Sì, ascoltami, ti prego. Trascurando sì le cure mondane e tutto intento ai riposti misteri della mia mente, vivevo in così gran ritiro abbandonando ogni favore al mio falso fratello, che indole malvagia teneva sveglio. E quella mia fiducia come un buon genitore, produceva in lui tanta falsezza quanto più essa era grande. E questa non aveva limiti ed era una fiducia senza confini. Essendo in tal modo signore non solamente della mia ricchezza ma di quel che il poter mio consentiva di esigere, come uno che dicendo il falso sempre, fa di sua memoria tal peccatrice che finisce poi col creder vera la menzogna sua, egli credette d'esser duca e, inconscio di una tal finzione, ogni regale prerogativa fece sua, fin quando l'ambizione ognor crescendo…. Ascolti?

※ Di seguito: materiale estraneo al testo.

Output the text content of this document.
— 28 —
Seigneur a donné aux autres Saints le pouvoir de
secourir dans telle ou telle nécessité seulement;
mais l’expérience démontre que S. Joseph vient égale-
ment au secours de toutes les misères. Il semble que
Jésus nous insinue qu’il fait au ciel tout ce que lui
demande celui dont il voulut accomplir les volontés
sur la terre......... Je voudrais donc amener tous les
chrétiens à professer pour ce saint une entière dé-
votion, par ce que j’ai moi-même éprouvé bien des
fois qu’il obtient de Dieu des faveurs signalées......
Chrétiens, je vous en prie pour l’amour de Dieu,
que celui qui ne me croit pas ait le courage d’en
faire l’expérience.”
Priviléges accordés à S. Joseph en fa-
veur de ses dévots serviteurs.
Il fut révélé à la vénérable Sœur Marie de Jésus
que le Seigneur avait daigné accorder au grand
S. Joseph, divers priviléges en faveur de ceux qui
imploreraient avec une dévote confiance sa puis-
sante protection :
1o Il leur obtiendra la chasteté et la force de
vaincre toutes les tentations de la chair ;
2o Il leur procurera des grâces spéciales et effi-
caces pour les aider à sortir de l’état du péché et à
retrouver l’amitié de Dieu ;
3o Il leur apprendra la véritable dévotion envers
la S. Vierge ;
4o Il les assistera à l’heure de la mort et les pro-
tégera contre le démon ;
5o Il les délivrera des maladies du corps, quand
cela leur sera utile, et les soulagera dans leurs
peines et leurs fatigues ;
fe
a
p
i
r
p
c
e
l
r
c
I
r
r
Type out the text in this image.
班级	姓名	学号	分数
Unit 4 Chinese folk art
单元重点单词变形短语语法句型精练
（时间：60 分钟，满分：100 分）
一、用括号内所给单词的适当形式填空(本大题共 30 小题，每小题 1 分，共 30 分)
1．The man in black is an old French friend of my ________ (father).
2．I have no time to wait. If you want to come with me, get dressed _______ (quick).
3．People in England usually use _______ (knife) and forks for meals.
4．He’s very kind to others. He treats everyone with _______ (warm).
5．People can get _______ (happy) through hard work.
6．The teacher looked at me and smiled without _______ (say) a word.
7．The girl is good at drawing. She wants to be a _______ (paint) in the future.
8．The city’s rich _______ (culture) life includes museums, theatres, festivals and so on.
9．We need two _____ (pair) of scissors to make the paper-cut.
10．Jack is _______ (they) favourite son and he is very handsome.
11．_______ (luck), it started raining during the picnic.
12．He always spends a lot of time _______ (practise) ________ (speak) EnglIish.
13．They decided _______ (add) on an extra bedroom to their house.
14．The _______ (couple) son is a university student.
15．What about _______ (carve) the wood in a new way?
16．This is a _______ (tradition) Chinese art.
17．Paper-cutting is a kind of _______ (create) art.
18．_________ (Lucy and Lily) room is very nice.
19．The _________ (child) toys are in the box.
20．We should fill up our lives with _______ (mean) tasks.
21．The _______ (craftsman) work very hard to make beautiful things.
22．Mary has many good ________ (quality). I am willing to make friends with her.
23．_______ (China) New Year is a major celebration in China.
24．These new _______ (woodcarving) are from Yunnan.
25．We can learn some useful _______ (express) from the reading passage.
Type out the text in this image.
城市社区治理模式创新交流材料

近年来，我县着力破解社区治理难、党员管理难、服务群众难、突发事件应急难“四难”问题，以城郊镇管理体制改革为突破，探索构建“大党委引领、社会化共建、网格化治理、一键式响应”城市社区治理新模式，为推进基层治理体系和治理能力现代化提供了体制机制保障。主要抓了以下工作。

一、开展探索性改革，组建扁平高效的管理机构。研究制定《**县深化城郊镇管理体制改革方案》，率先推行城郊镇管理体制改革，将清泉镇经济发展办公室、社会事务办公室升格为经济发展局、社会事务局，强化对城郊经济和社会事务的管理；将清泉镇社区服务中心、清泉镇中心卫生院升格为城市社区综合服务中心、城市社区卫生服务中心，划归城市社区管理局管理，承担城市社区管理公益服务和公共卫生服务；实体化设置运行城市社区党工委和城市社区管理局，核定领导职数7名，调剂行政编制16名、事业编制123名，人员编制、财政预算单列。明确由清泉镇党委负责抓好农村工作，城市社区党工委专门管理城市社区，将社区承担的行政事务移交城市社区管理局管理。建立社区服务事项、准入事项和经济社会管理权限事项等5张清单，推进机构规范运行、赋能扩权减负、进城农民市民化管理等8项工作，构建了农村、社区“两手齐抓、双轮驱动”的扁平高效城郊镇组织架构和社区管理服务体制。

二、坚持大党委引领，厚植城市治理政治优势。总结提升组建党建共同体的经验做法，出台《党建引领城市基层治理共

Curerebbe la storia vostra i sordi!
Non seppe più distinguer fra la parte ch'ei sosteneva e quegli per il quale la sosteneva, sì che pensò al fine d'essere di Milano l'assoluto signore. In quanto a me dovea sembrargli la biblioteca mia ducato grande abbastanza, sì che mi giudicava ormai incapace d'ogni regal cura. Alleato—però che da sè solo mal dominato avrebbe—con il Re di Napoli, promisegli un tributo ogni anno e a fargli omaggio la corona mal sottomise a quella sua più grande, ed il Ducato—ahi povera Milano!– libero fino allora, rese schiavo in un servaggio vergognoso.
Oh cielo!
Pensa alla sua condizione e a questo avvenimento e dimmi s'egli possa pur essermi fratello!
Peccherei pensando mal dell'avola: cattivi figli han recato buoni ventri.
Ed ecco la fine. Il Re di Napoli che mi era acerrimo nemico, prestò orecchio alle richieste del fratello mio. Sì che in compenso del promesso omaggio e di non so quale tributo, fuori del ducato mi avrebbe egli bandito con i miei tutti e la bella Milano con ogni onore a mio fratel ceduta. Fu così che un esercito, di notte, a tradimento penetrò la cinta— e forse avea le porte di Milano aperte Antonio—e favoriti dalle tenebre ci cacciarono i ministri te piangente e me stesso.
Ahimè pietà! Non ricordando come allora piansi ora di nuovo piangerò. Son gli occhi costretti a ciò da un tal racconto.
Ascolta ancora un poco e porterò il tuo spirto agli affari che ci occupano. Senza questi la storia mia sarebbe troppo fuori di luogo.